第26話 今後の予定

 夏祭りを3人で楽しんでいると、射的のブースで盛り上がっている様子に気づいた。人だかりができているそのブースによく見てみると、そこにはなんと小林先生がいた。しかも、射的の的に次々と的中させ、商品を無双している姿が目に飛び込んできた。


「あれ、小林先生が射的をやってるんだ!」


 と佐藤が驚いた声を上げると、知佳と俺も興味津々の表情を浮かべた。


 俺たちは興味津々で小林先生の射的を見守りながら、彼女の腕前に感心していた。小林先生は的を見事に的中させ、景品を手に入れている。その的中の確度とスピードに、周囲の人たちも驚きの声を上げていた。小林先生がこちらに気づいたように手を振る。


「橋本くん? そちらも賑やかそうね」


「えぇ、まぁいつものことですが」


「すごいですね、小林先生!射的が得意なんですか?」


 と知佳が声をかけると、小林先生はにっこりと笑いながら返答した。


「いえ、初めてやってみたのよ。そしたら、なんだか楽しいし、それが上手くいっちゃって」


 と小林先生がにっこりと笑顔を見せた。まじか、カリスマ教師は射的もできるのか。俺と持っているものが何もかも違う。これで同い年なのだから差を感じてしまう。……俺は一体何に差を感じているんだ。

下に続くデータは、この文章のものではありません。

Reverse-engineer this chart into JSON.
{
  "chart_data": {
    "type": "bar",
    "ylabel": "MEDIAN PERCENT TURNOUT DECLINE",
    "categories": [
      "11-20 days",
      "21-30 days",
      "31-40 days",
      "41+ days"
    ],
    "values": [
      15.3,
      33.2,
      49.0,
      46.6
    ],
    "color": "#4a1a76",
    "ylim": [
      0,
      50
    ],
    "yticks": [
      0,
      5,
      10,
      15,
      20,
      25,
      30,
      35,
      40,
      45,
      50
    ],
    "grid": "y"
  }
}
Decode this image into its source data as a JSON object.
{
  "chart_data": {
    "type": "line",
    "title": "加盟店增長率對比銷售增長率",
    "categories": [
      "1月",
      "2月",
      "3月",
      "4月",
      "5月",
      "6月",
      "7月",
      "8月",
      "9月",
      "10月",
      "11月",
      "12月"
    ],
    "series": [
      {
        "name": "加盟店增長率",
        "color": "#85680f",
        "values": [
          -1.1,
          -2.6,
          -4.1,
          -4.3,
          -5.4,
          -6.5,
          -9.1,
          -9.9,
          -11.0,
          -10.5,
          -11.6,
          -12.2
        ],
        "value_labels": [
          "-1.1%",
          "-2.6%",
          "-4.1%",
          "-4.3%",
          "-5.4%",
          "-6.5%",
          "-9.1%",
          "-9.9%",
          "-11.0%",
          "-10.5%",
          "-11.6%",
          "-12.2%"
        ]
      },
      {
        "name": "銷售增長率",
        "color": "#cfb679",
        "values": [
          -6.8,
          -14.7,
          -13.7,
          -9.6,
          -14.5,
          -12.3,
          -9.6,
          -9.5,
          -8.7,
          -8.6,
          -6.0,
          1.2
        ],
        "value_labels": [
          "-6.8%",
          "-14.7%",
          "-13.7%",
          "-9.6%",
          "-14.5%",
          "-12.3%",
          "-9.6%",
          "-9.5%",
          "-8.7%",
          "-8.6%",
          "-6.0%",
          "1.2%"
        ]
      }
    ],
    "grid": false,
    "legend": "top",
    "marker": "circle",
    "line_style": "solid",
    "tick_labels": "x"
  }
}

 すると、小林先生が次に狙った的を見事に的中させ、さらに高得点の景品を手に入れると、周囲からは拍手喝采が沸き起こった。おい、それはすごいが屋台のおじさんを見てみろ。泣きそうな目でこちらを見てるぞ。その辺でやめてやれ。


「すごい!小林先生、また的中させてる!」


 と知佳が感嘆の声を上げると、小林先生はにっこりと微笑んで頷いた。いやいや、にっこりしてる場合じゃないでしょ、小林先生。あなた優秀なのに空気読めないとかないですよね。ほんとに気付いてないようで少し怖い。


 小林先生は三人ににっこりと微笑んで、手にした景品を近くの子供たちにプレゼントしてくれた。


「これ、みんなにあげる。みんなで仲良く分けて楽しんで」


 と小林先生が優しい声で言うと、子供たちはありがとうと頭を下げてお礼を言った。生徒だけでなく小さい子供にまで愛されるのがカリスマ講師なのか。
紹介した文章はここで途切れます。